In ihrer charmanten Art hatte Diana einen bemerkenswert kurzen aber sachlichen Bericht abgegeben. Keiner von Nevilles bisherigen Sekretären hätte das alles besser zusammenfassen können.
“Sie haben völlig richtig gehandelt”, räumte er ein, ohne ein weiteres Wort über ihre Kleidung zu verlieren. Bei näherem Hinsehen saßen sowohl der Rock als auch die Reithose so gut, dass sie eigens für sie geschneidert worden sein mussten. Aber das tat im Augenblick nichts zur Sache. “Dann werde ich jetzt mein Abenteuer schildern – ein, gelinde gesagt, unschönes Abenteuer”, fuhr er fort.
Am Ende seiner Geschichte schwiegen alle. Nicht einmal der schlagfertigen Diana fiel auf Anhieb eine passende Bemerkung ein. Sie begriff nur allzu gut, welche Folgen seine Festnahme und seine Anklage wegen Trunkenheit nach sich ziehen konnten.
“Jawohl”, bestätigte Neville, der ihre Gedanken erriet. “Ich werde jedes Ansehen verlieren, nicht wahr? Eigentlich sollte mich das lehren, in Zukunft die Finger von diesem Fall zu lassen, aber, verflucht noch mal, das werde ich nicht! Die ganze Affäre stinkt zum Himmel! Warum leitet Sir Stanford ausgerechnet heute eine Verhandlung in einem untergeordneten Gericht, das sich nur mit geringfügigen Vergehen befasst?

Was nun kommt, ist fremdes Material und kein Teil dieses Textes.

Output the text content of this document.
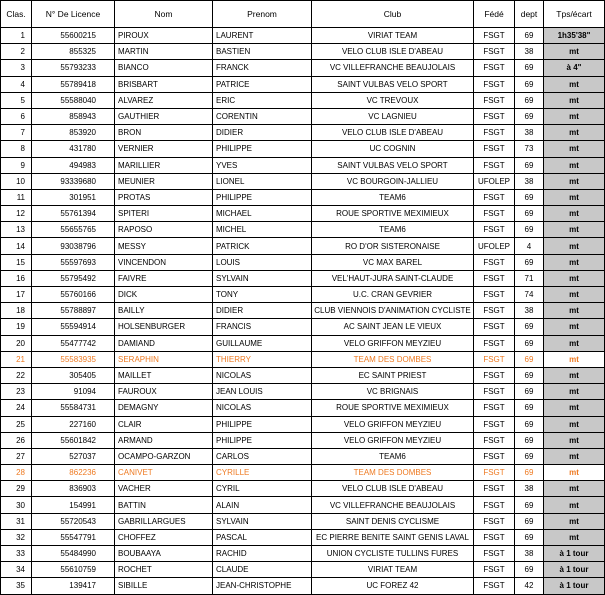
Clas.	N° De Licence	Nom	Prenom	Club	Fédé	dept	Tps/écart
1	55600215	PIROUX	LAURENT	VIRIAT TEAM	FSGT	69	1h35'38"
2	855325	MARTIN	BASTIEN	VELO CLUB ISLE D'ABEAU	FSGT	38	mt
3	55793233	BIANCO	FRANCK	VC VILLEFRANCHE BEAUJOLAIS	FSGT	69	à 4"
4	55789418	BRISBART	PATRICE	SAINT VULBAS VELO SPORT	FSGT	69	mt
5	55588040	ALVAREZ	ERIC	VC TREVOUX	FSGT	69	mt
6	858943	GAUTHIER	CORENTIN	VC LAGNIEU	FSGT	69	mt
7	853920	BRON	DIDIER	VELO CLUB ISLE D'ABEAU	FSGT	38	mt
8	431780	VERNIER	PHILIPPE	UC COGNIN	FSGT	73	mt
9	494983	MARILLIER	YVES	SAINT VULBAS VELO SPORT	FSGT	69	mt
10	93339680	MEUNIER	LIONEL	VC BOURGOIN-JALLIEU	UFOLEP	38	mt
11	301951	PROTAS	PHILIPPE	TEAM6	FSGT	69	mt
12	55761394	SPITERI	MICHAEL	ROUE SPORTIVE MEXIMIEUX	FSGT	69	mt
13	55655765	RAPOSO	MICHEL	TEAM6	FSGT	69	mt
14	93038796	MESSY	PATRICK	RO D'OR SISTERONAISE	UFOLEP	4	mt
15	55597693	VINCENDON	LOUIS	VC MAX BAREL	FSGT	69	mt
16	55795492	FAIVRE	SYLVAIN	VEL'HAUT-JURA SAINT-CLAUDE	FSGT	71	mt
17	55760166	DICK	TONY	U.C. CRAN GEVRIER	FSGT	74	mt
18	55788897	BAILLY	DIDIER	CLUB VIENNOIS D'ANIMATION CYCLISTE	FSGT	38	mt
19	55594914	HOLSENBURGER	FRANCIS	AC SAINT JEAN LE VIEUX	FSGT	69	mt
20	55477742	DAMIAND	GUILLAUME	VELO GRIFFON MEYZIEU	FSGT	69	mt
21	55583935	SERAPHIN	THIERRY	TEAM DES DOMBES	FSGT	69	mt
22	305405	MAILLET	NICOLAS	EC SAINT PRIEST	FSGT	69	mt
23	91094	FAUROUX	JEAN LOUIS	VC BRIGNAIS	FSGT	69	mt
24	55584731	DEMAGNY	NICOLAS	ROUE SPORTIVE MEXIMIEUX	FSGT	69	mt
25	227160	CLAIR	PHILIPPE	VELO GRIFFON MEYZIEU	FSGT	69	mt
26	55601842	ARMAND	PHILIPPE	VELO GRIFFON MEYZIEU	FSGT	69	mt
27	527037	OCAMPO-GARZON	CARLOS	TEAM6	FSGT	69	mt
28	862236	CANIVET	CYRILLE	TEAM DES DOMBES	FSGT	69	mt
29	836903	VACHER	CYRIL	VELO CLUB ISLE D'ABEAU	FSGT	38	mt
30	154991	BATTIN	ALAIN	VC VILLEFRANCHE BEAUJOLAIS	FSGT	69	mt
31	55720543	GABRILLARGUES	SYLVAIN	SAINT DENIS CYCLISME	FSGT	69	mt
32	55547791	CHOFFEZ	PASCAL	EC PIERRE BENITE SAINT GENIS LAVAL	FSGT	69	mt
33	55484990	BOUBAAYA	RACHID	UNION CYCLISTE TULLINS FURES	FSGT	38	à 1 tour
34	55610759	ROCHET	CLAUDE	VIRIAT TEAM	FSGT	69	à 1 tour
35	139417	SIBILLE	JEAN-CHRISTOPHE	UC FOREZ 42	FSGT	42	à 1 tour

Der übliche Richter hätte mich nämlich nicht gekannt. Auch Sir Stanford schien mich zunächst nicht wiederzuerkennen, aber vielleicht hat er bloß so getan. Oder wittere ich da eine Verschwörung, wo es gar keine gibt?”

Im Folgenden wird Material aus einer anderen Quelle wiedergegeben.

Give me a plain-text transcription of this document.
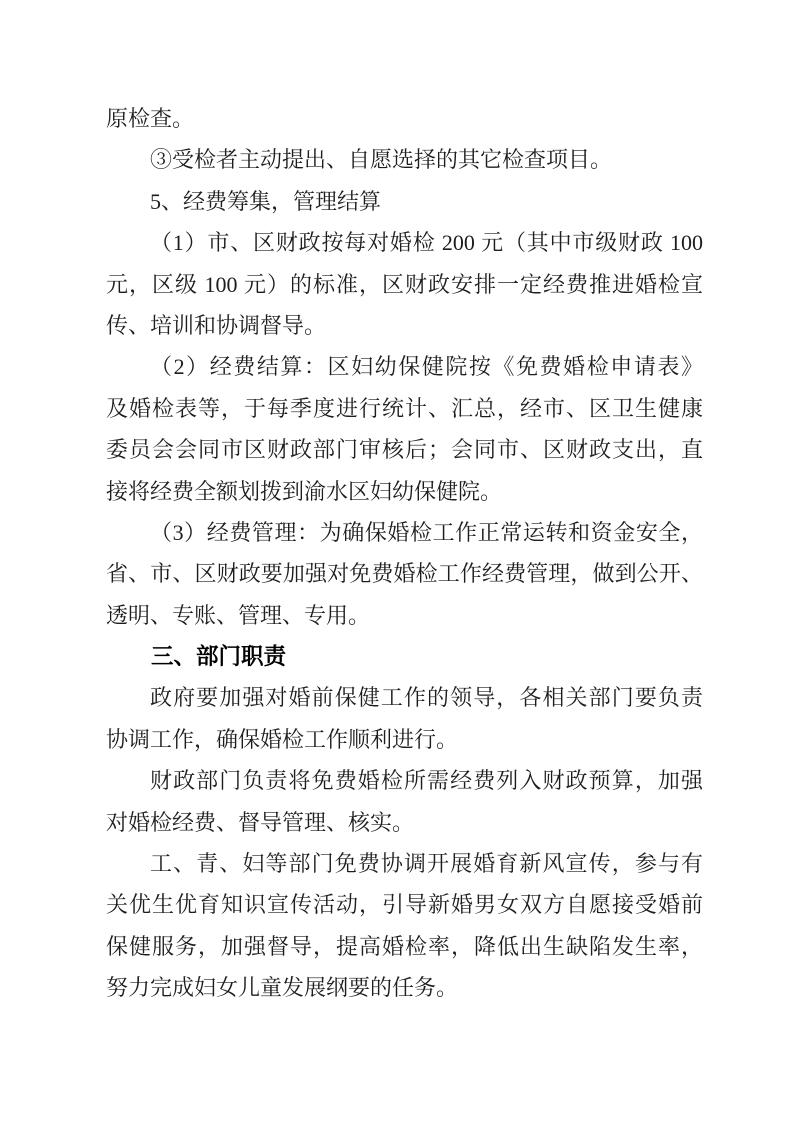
原检查。
③受检者主动提出、自愿选择的其它检查项目。
5、经费筹集，管理结算
（1）市、区财政按每对婚检 200 元（其中市级财政 100
元，区级 100 元）的标准，区财政安排一定经费推进婚检宣
传、培训和协调督导。
（2）经费结算：区妇幼保健院按《免费婚检申请表》
及婚检表等，于每季度进行统计、汇总，经市、区卫生健康
委员会会同市区财政部门审核后；会同市、区财政支出，直
接将经费全额划拨到渝水区妇幼保健院。
（3）经费管理：为确保婚检工作正常运转和资金安全，
省、市、区财政要加强对免费婚检工作经费管理，做到公开、
透明、专账、管理、专用。
三、部门职责
政府要加强对婚前保健工作的领导，各相关部门要负责
协调工作，确保婚检工作顺利进行。
财政部门负责将免费婚检所需经费列入财政预算，加强
对婚检经费、督导管理、核实。
工、青、妇等部门免费协调开展婚育新风宣传，参与有
关优生优育知识宣传活动，引导新婚男女双方自愿接受婚前
保健服务，加强督导，提高婚检率，降低出生缺陷发生率，
努力完成妇女儿童发展纲要的任务。
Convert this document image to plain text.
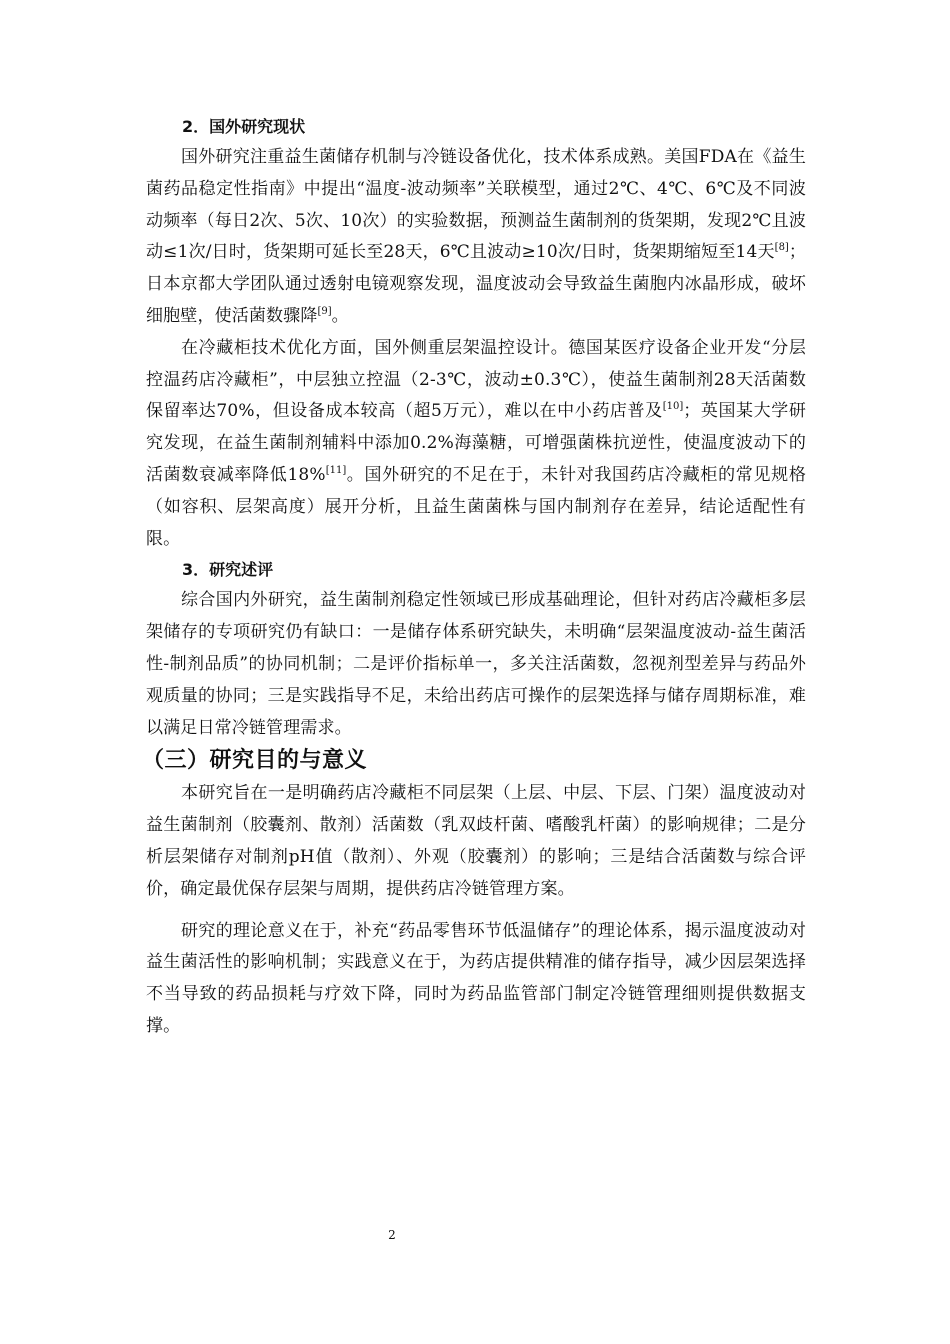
2．国外研究现状

国外研究注重益生菌储存机制与冷链设备优化，技术体系成熟。美国FDA在《益生菌药品稳定性指南》中提出“温度-波动频率”关联模型，通过2℃、4℃、6℃及不同波动频率（每日2次、5次、10次）的实验数据，预测益生菌制剂的货架期，发现2℃且波动≤1次/日时，货架期可延长至28天，6℃且波动≥10次/日时，货架期缩短至14天[8]；日本京都大学团队通过透射电镜观察发现，温度波动会导致益生菌胞内冰晶形成，破坏细胞壁，使活菌数骤降[9]。

在冷藏柜技术优化方面，国外侧重层架温控设计。德国某医疗设备企业开发“分层控温药店冷藏柜”，中层独立控温（2-3℃，波动±0.3℃），使益生菌制剂28天活菌数保留率达70%，但设备成本较高（超5万元），难以在中小药店普及[10]；英国某大学研究发现，在益生菌制剂辅料中添加0.2%海藻糖，可增强菌株抗逆性，使温度波动下的活菌数衰减率降低18%[11]。国外研究的不足在于，未针对我国药店冷藏柜的常见规格（如容积、层架高度）展开分析，且益生菌菌株与国内制剂存在差异，结论适配性有限。

3．研究述评

综合国内外研究，益生菌制剂稳定性领域已形成基础理论，但针对药店冷藏柜多层架储存的专项研究仍有缺口：一是储存体系研究缺失，未明确“层架温度波动-益生菌活性-制剂品质”的协同机制；二是评价指标单一，多关注活菌数，忽视剂型差异与药品外观质量的协同；三是实践指导不足，未给出药店可操作的层架选择与储存周期标准，难以满足日常冷链管理需求。

（三）研究目的与意义

本研究旨在一是明确药店冷藏柜不同层架（上层、中层、下层、门架）温度波动对益生菌制剂（胶囊剂、散剂）活菌数（乳双歧杆菌、嗜酸乳杆菌）的影响规律；二是分析层架储存对制剂pH值（散剂）、外观（胶囊剂）的影响；三是结合活菌数与综合评价，确定最优保存层架与周期，提供药店冷链管理方案。

研究的理论意义在于，补充“药品零售环节低温储存”的理论体系，揭示温度波动对益生菌活性的影响机制；实践意义在于，为药店提供精准的储存指导，减少因层架选择不当导致的药品损耗与疗效下降，同时为药品监管部门制定冷链管理细则提供数据支撑。

2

“Vor allen Dingen”, sagte Diana langsam, wobei sie ihre Worte mit Bedacht wählte, “können Sie von Glück sagen, dass die Schläger Sie nicht umgebracht haben. Wussten die beiden, wer Sie sind?”
“Mit Sicherheit nicht. Dieser Punkt spricht dagegen, dass es sich um eine Verschwörung handelt”, gab Neville zu.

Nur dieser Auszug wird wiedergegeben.